Similar Problems

Similar Problems not available

Largest Color Value In A Directed Graph - Leetcode Solution

Companies:

LeetCode:  Largest Color Value In A Directed Graph Leetcode Solution

Difficulty: Hard

Topics: hash-table dynamic-programming graph  

The problem "Largest Color Value In A Directed Graph" on LeetCode can be solved using dynamic programming and topological sorting.

Problem Statement:

Given a directed graph, containing N nodes, and edges, each node i is assigned a color colors[i]. Find the largest number of colors in a longest path starting from the source(s) and ending at any node of the graph. (If a cycle is detected, return -1.)

Solution:

Step 1: Topological Sorting

The problem requires finding the longest path in the directed graph starting from the source(s). To achieve this, we can use topological sorting. If a directed graph has cycles, then it cannot be topologically sorted, which means that there is no longest path. Therefore, we need to check if the graph contains any cycle or not.

Step 2: Detecting Cycles

To check if a graph contains cycles, we can use Depth First Search (DFS) algorithm, to traverse the graph and maintain a visited array and a recursion stack. The visited array keeps track of all the nodes that have been visited during the DFS traversal, and the recursion stack is used to detect cycles.

We start by selecting a node as the source and calling DFS on it.
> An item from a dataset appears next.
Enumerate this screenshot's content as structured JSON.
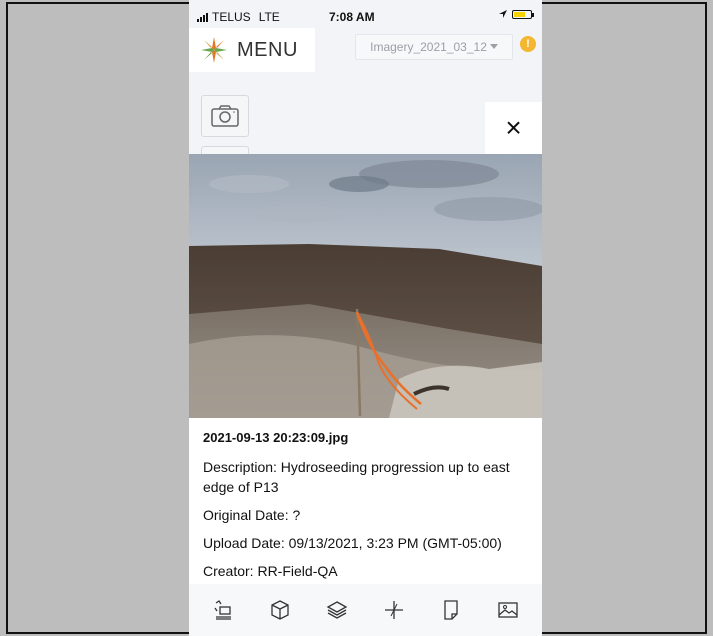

If during the DFS traversal, we visit a node that is already present in the recursion stack, then it is a cycle, and we return -1.

Step 3: Dynamic Programming

Once we have checked for cycles and topologically sorted the graph, we can start optimizing the solution using dynamic programming. We can use an array, colorCount, to keep track of the maximum count of colors seen so far for each node in the topological order.

For each node, we iterate over its outgoing edges, and for each edge, we update the colorCount of the destination node by taking the maximum between the colorCount of the current node and the colorCount of the destination node plus 1, if the color of the destination node is not already visited.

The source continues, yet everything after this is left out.